Updated July 20, 2023
What is Balance Sheet Items?
The term “balance sheet items” refers to all the records captured in the balance sheet in the form of assets and liabilities as of a certain reporting date.
It is important to note that the balance sheet is one of the three fundamental financial statements (the other two being the income statement and cash flow statement). Financial analysts use it predominantly for the purpose of both accounting and financial modeling.
The balance sheet items can be broadly divided into current assets, non-current assets, current liabilities, non-current liabilities, and shareholders’ equity. Typically, the balance sheet places assets on the left and liabilities on the right. Further, when preparing a balance sheet, it is customary to place assets in decreasing order of liquidity, followed by liabilities, and then equity.
Items of Balance Sheet
Now, let us discuss some of the most common and major items in a balance sheet:
1. Current Assets
- Cash & Cash Equivalents: As it is considered the most liquid form of assets, it is placed at the top left corner of the balance sheet. Cash equivalents are typically combined with cash on the balance sheet because they primarily consist of assets that have maturities of less than 3 months or can be readily liquidated. Examples of cash equivalents include marketable securities.
- Accounts Receivable: It represents the number of sales executed on credit and not collected as on the balance sheet date. It is customary to present the balance sheet net of all provisions made to cover doubtful accounts, which accounts for a high probability of them becoming bad debts. If entities can recover the receivables, then the value of accounts receivable goes down while cash increases.

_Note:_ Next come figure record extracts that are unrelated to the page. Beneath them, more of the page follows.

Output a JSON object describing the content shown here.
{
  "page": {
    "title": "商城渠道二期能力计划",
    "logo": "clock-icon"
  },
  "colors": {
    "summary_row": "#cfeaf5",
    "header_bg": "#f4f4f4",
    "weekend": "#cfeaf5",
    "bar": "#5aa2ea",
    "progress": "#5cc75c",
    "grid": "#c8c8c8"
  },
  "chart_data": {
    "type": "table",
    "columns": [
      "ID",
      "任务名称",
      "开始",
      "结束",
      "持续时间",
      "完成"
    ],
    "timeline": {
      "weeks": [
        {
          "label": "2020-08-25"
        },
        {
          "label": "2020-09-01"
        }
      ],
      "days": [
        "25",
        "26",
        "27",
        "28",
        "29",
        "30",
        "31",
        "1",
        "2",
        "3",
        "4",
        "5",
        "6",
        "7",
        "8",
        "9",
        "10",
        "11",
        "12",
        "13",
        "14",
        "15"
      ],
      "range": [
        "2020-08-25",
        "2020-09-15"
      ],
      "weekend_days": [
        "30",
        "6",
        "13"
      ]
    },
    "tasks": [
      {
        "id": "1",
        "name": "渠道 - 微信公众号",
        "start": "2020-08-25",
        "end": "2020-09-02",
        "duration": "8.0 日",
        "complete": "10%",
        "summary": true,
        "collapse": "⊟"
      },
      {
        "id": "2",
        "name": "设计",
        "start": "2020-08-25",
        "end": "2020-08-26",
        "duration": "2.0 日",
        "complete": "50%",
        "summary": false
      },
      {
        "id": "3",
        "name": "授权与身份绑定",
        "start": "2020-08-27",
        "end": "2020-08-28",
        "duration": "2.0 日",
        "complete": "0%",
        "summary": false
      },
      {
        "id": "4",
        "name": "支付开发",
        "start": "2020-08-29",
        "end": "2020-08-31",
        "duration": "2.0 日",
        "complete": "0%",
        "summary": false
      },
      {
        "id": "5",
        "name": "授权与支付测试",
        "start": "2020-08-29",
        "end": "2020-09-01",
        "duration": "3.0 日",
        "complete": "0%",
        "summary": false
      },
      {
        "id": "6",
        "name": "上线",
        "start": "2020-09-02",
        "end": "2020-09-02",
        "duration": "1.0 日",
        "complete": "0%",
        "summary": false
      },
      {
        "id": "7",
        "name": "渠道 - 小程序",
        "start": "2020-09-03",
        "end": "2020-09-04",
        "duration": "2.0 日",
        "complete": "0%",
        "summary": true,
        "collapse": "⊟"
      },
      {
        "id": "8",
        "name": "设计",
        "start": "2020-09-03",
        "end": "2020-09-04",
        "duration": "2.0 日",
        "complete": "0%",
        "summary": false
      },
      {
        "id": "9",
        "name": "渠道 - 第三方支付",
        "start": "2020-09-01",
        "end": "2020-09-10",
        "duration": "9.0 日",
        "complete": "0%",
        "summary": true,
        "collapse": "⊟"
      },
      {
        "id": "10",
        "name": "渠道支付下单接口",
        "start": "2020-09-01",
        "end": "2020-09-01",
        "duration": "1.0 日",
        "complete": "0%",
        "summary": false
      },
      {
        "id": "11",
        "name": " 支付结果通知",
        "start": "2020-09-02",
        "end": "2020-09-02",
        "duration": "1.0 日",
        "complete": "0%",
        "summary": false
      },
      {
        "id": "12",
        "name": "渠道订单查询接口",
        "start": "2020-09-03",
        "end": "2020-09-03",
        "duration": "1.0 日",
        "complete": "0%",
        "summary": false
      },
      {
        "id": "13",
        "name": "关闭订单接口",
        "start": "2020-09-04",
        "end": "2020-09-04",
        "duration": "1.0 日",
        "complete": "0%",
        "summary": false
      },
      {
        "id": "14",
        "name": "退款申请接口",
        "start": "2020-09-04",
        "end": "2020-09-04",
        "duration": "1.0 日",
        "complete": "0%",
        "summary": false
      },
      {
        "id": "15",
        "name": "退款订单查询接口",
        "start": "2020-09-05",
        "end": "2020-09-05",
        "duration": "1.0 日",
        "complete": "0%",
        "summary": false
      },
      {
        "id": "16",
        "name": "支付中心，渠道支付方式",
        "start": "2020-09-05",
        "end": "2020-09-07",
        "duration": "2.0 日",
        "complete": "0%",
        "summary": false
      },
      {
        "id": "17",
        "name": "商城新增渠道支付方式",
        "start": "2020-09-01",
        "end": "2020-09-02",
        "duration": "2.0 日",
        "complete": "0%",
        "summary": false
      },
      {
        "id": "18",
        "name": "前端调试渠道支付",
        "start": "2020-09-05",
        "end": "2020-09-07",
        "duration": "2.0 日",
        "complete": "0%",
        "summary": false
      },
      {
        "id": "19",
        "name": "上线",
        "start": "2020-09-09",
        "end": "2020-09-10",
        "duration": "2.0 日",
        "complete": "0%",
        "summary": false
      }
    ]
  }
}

- Inventory: It represents the amount of money invested in the business in the form of finished goods, work-in-progress goods, and raw materials. When sales are recognized, then the value of this account is transferred to the income statement in the form of the cost of goods sold as per the concept of matching principle.
- Prepaid Expenses: These consist of all those expenses that a company has already paid but has not availed the services against the payment till the balance sheet date. Examples of prepaid expenses include advance payment for an insurance policy, salary paid to workers in advance, etc.
2. Non-Current Assets
- Plant, Property, and Equipment (pp&e) accounts for all the tangible fixed assets on a company’s book. Examples of PP&E primarily include buildings, equipment, and land.PP&E is recorded on the net of depreciation except for land, which is an exception.

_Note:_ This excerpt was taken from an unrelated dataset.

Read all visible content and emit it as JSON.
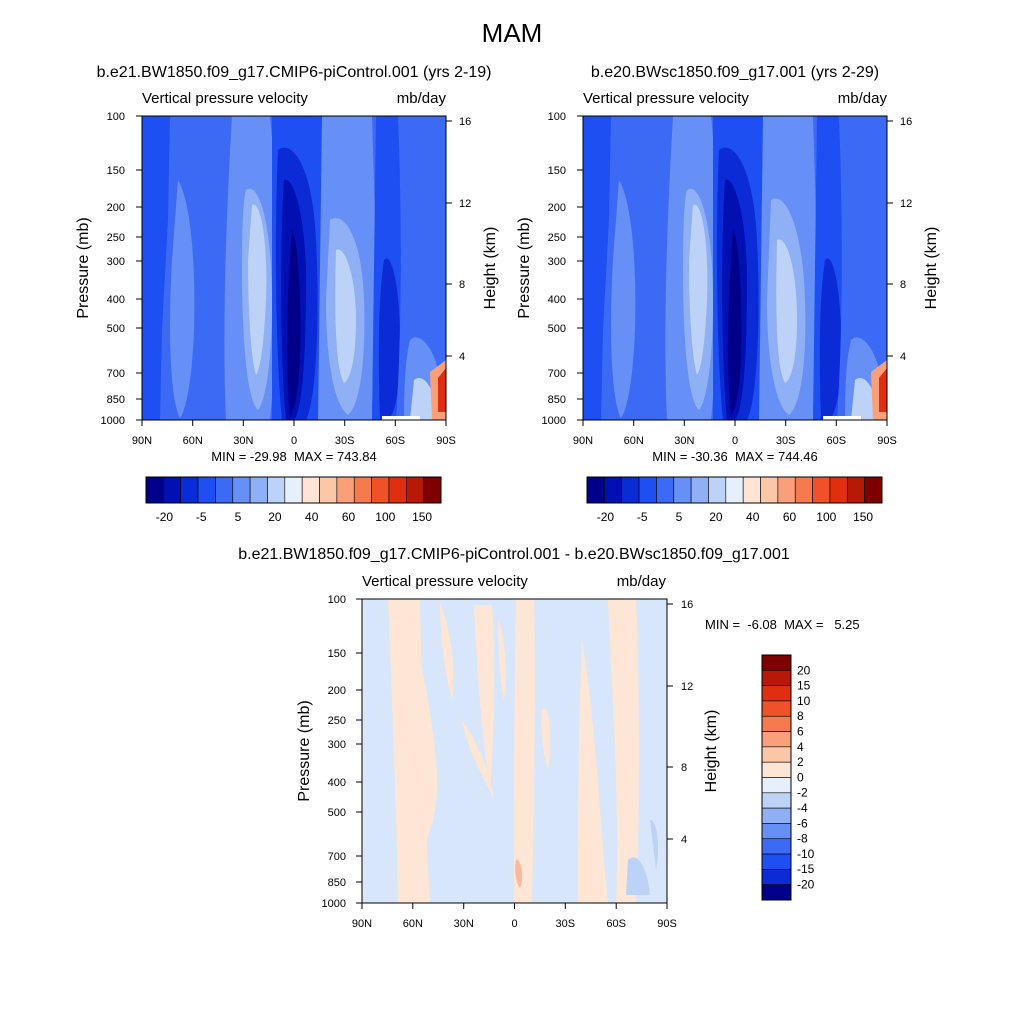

- Intangible Assets: These account for all a company’s intangible fixed assets. These assets can be categorized into identifiable and unidentifiable intangible assets. Patents and licenses are identifiable intangible assets, while brand value and goodwill are unidentifiable.
3. Current Liabilities
- Accounts payable: It represents the dollar value of the money a company must pay suppliers for goods purchased, or services availed on credit. The value of accounts payable and cash accounts decreases simultaneously as the creditors are paid off.
- Unearned revenue: It accounts for the revenue for which payment has been received, but the service or product is yet to be delivered as on the balance sheet date.
- Notes payable: It includes the creditors that are not part of the accounts payable and are due within a year’s time. However, there are instances where notes payable appear as part of non-current liabilities as their maturity is of more than one year.
- Current portion of long-term debt (CPLTD): This account represents the long-term debt that must be paid off within a year. This head captures the principal repayment due next year, deriving from the debt amortization schedule. This account separately represents and includes it as part of the long-term debt under non-current liabilities.
4. Non-Current Liabilities
- Bonds Payable: It represents the value of the bonds the company has issued, remaining outstanding as on the balance sheet. The bonds can be either coupon-paying or zero-coupon.
- Long-Term Debt: CPLTD represents the remaining long-term debt when captured under current liabilities. Otherwise, it is the aggregate of all long-term debts, primarily term loans.
5. Shareholders’ Equity
- Share Capital: It represents the amount of money invested by the shareholders in the company. The share capital is categorized into – authorized and paid-up share capital. Authorized share capital indicates the maximum number of shares a company can issue. At the same time, paid-up share capital represents the number of shares issued to the shareholders. Usually, paid-up share capital remains stable over the period of time until there are subsequent rounds of equity infusion to fund business requirements.
- Retained Earnings: It represents the portion of the net income retained in the company’s books over a period of time. If the company generates a profit, this account receives the remaining net income after the dividend payment. However, in the case of losses, it results in the deterioration of retained earnings.
Conclusion
So, it is important that as an analyst or an investor, you know what each of the line items of a balance sheet denotes. Interlinking all the items in the balance sheet is important because it closely connects with the income and cash flow statements. To interpret the various accounting adjustments in financial reporting, one should be thorough with the line items in each financial statement.